JSON data split up (_jsonparseerror) in logstash-7.2.0-1. Works fine in logstash-7.1.1-1

#1

Hello!

I've been in the midst of working with the ELK stack for the first time. I'm currently sending data from Metricbeat -> Logstash -> an external script (output sent over TCP) -> Logstash -> Elasticsearch. However, when I upgrade the logstash version to logstash-7.2.0-1 from logstash-7.1.1-1, My JSON is split up and sent in multiple documents instead of a single document which naturally leads to a _jsonparseerror tag. For example:

An output with logstash-7.2.0-1 where the "message field" is half the message JSON and the "..." indicates the middle of the message.

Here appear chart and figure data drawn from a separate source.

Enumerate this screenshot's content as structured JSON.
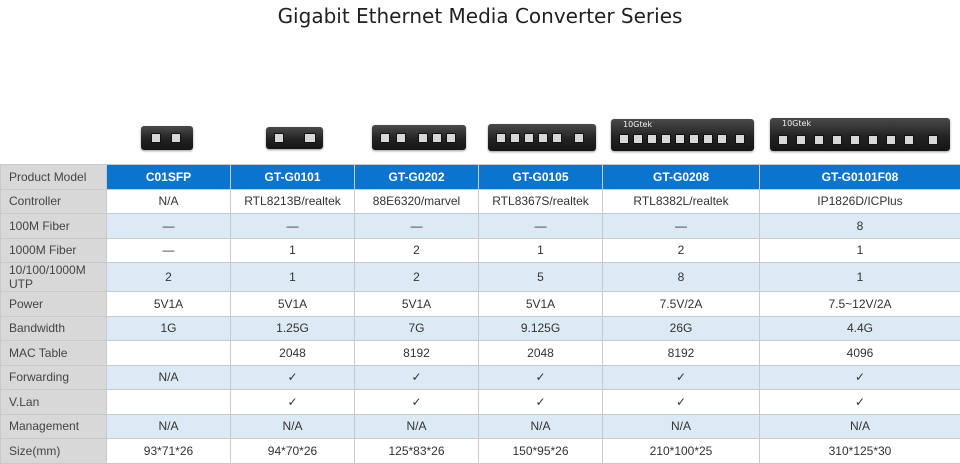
{
  "title": "Gigabit Ethernet Media Converter Series",
  "device_brand": "10Gtek",
  "columns": [
    "Product Model",
    "C01SFP",
    "GT-G0101",
    "GT-G0202",
    "GT-G0105",
    "GT-G0208",
    "GT-G0101F08"
  ],
  "rows": [
    {
      "label": "Controller",
      "values": [
        "N/A",
        "RTL8213B/realtek",
        "88E6320/marvel",
        "RTL8367S/realtek",
        "RTL8382L/realtek",
        "IP1826D/ICPlus"
      ]
    },
    {
      "label": "100M Fiber",
      "values": [
        "—",
        "—",
        "—",
        "—",
        "—",
        "8"
      ]
    },
    {
      "label": "1000M Fiber",
      "values": [
        "—",
        "1",
        "2",
        "1",
        "2",
        "1"
      ]
    },
    {
      "label": "10/100/1000M UTP",
      "values": [
        "2",
        "1",
        "2",
        "5",
        "8",
        "1"
      ]
    },
    {
      "label": "Power",
      "values": [
        "5V1A",
        "5V1A",
        "5V1A",
        "5V1A",
        "7.5V/2A",
        "7.5~12V/2A"
      ]
    },
    {
      "label": "Bandwidth",
      "values": [
        "1G",
        "1.25G",
        "7G",
        "9.125G",
        "26G",
        "4.4G"
      ]
    },
    {
      "label": "MAC Table",
      "values": [
        "",
        "2048",
        "8192",
        "2048",
        "8192",
        "4096"
      ]
    },
    {
      "label": "Forwarding",
      "values": [
        "N/A",
        "✓",
        "✓",
        "✓",
        "✓",
        "✓"
      ]
    },
    {
      "label": "V.Lan",
      "values": [
        "",
        "✓",
        "✓",
        "✓",
        "✓",
        "✓"
      ]
    },
    {
      "label": "Management",
      "values": [
        "N/A",
        "N/A",
        "N/A",
        "N/A",
        "N/A",
        "N/A"
      ]
    },
    {
      "label": "Size(mm)",
      "values": [
        "93*71*26",
        "94*70*26",
        "125*83*26",
        "150*95*26",
        "210*100*25",
        "310*125*30"
      ]
    }
  ]
}
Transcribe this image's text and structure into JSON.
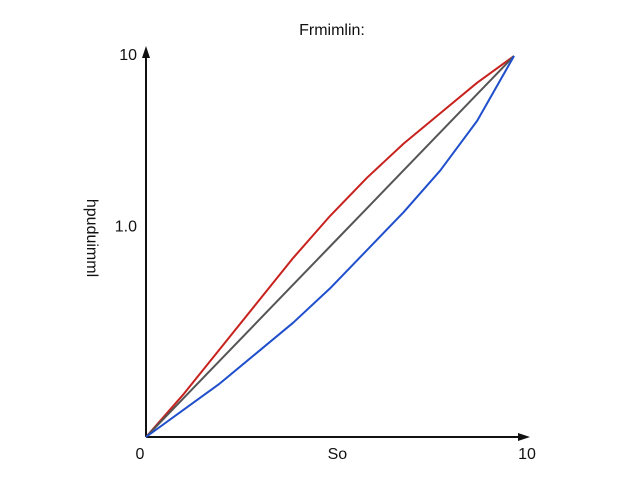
{
  "chart_data": {
    "type": "line",
    "title": "Frmimlin:",
    "y_label": "hpuduimml",
    "x": [
      0,
      1,
      2,
      3,
      4,
      5,
      6,
      7,
      8,
      9,
      10
    ],
    "series": [
      {
        "color": "#c8221e",
        "values": [
          0,
          1.1,
          2.3,
          3.5,
          4.7,
          5.8,
          6.8,
          7.7,
          8.5,
          9.3,
          10
        ]
      },
      {
        "color": "#555555",
        "values": [
          0,
          1,
          2,
          3,
          4,
          5,
          6,
          7,
          8,
          9,
          10
        ]
      },
      {
        "color": "#1f4fcc",
        "values": [
          0,
          0.7,
          1.4,
          2.2,
          3.0,
          3.9,
          4.9,
          5.9,
          7.0,
          8.3,
          10
        ]
      }
    ],
    "xlim": [
      0,
      10
    ],
    "ylim": [
      0,
      10
    ],
    "xticks": [
      0,
      {
        "value": 5.2,
        "label": "So"
      },
      10
    ],
    "yticks": [
      {
        "value": 5.5,
        "label": "1.0"
      },
      10
    ]
  }
}
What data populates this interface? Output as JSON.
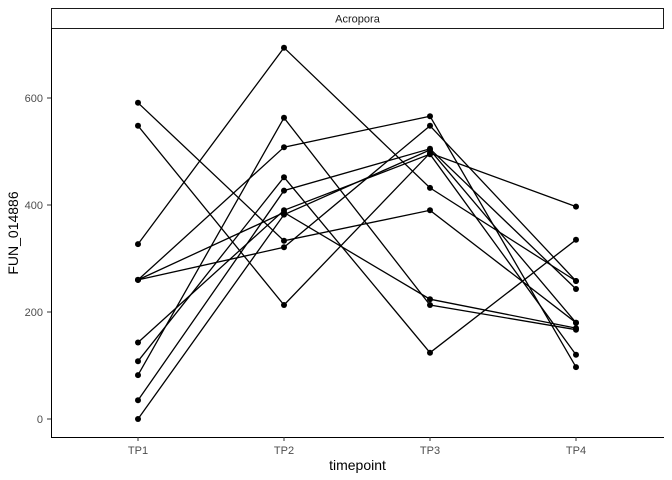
{
  "chart_data": {
    "type": "line",
    "facet_label": "Acropora",
    "xlabel": "timepoint",
    "ylabel": "FUN_014886",
    "categories": [
      "TP1",
      "TP2",
      "TP3",
      "TP4"
    ],
    "ylim": [
      -20,
      730
    ],
    "yticks": [
      0,
      200,
      400,
      600
    ],
    "grid": false,
    "colors": {
      "line": "#000000",
      "axis": "#000000",
      "text": "#4d4d4d"
    },
    "series": [
      {
        "values": [
          0,
          382,
          503,
          180
        ]
      },
      {
        "values": [
          35,
          427,
          505,
          243
        ]
      },
      {
        "values": [
          82,
          563,
          213,
          167
        ]
      },
      {
        "values": [
          108,
          452,
          124,
          335
        ]
      },
      {
        "values": [
          143,
          390,
          495,
          120
        ]
      },
      {
        "values": [
          260,
          508,
          566,
          97
        ]
      },
      {
        "values": [
          260,
          321,
          548,
          258
        ]
      },
      {
        "values": [
          327,
          694,
          432,
          258
        ]
      },
      {
        "values": [
          548,
          213,
          497,
          397
        ]
      },
      {
        "values": [
          591,
          333,
          390,
          180
        ]
      },
      {
        "values": [
          260,
          386,
          224,
          170
        ]
      }
    ]
  }
}
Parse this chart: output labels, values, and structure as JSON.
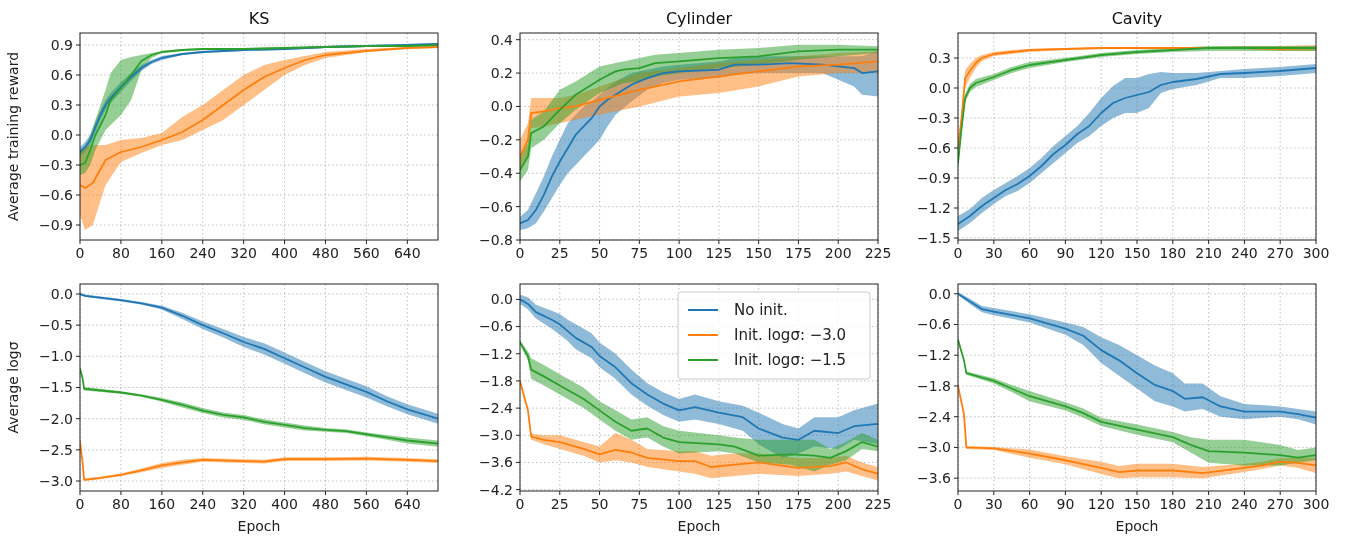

This shows up with a _jsonparsefailure tag:

[2019-07-15T18:17:29,435][ERROR][logstash.codecs.json ] JSON parse error, original data now in message field {:error=>#<LogStash::Json::ParserError: Unexpected end-of-input: expected close marker for Object (start marker at [Source: (String)"{"service": {"type": "system"}, "tags": "... \"ios\": 66"}

The output with logstash-7.1.1-1 is clean and is parsed properly by elasticsearch. The only difference between the two is the logstash version. Any ideas?

#2

Check this thread once.

#3

We are having the same problem.

  • Using LogstashTcpSocketAppender from Java to log to our logstash

7.1.1 works fine
7.2.1 gives the error
7.3.0 also gives the error

  • Discovered when initially wanting to upgrade our old logstash 5.6.0
#4

Possible solution.

switching from codec json => json_lines seems to solve it. (have only tested for 5 minutes so far)
Probably worked before because of different code used to convert tcp stream into messages.

Broken JSON (Rsyslog -> Logstash) - Message breaking in wrong place
#5

This solution seemed to work for me as well! Thanks.
This would have been nice to document as a breaking change in documentation.

#6

We noticed it is actually mentioned in the documentation of the logstash logback encoder. But aside from that, what made it difficult to find is that the setting "json" almost works :slight_smile: - I suppose "json" probably has a maximum object size it will read up/buffer to before splitting.

2 Likes
#7

This topic was automatically closed 28 days after the last reply. New replies are no longer allowed.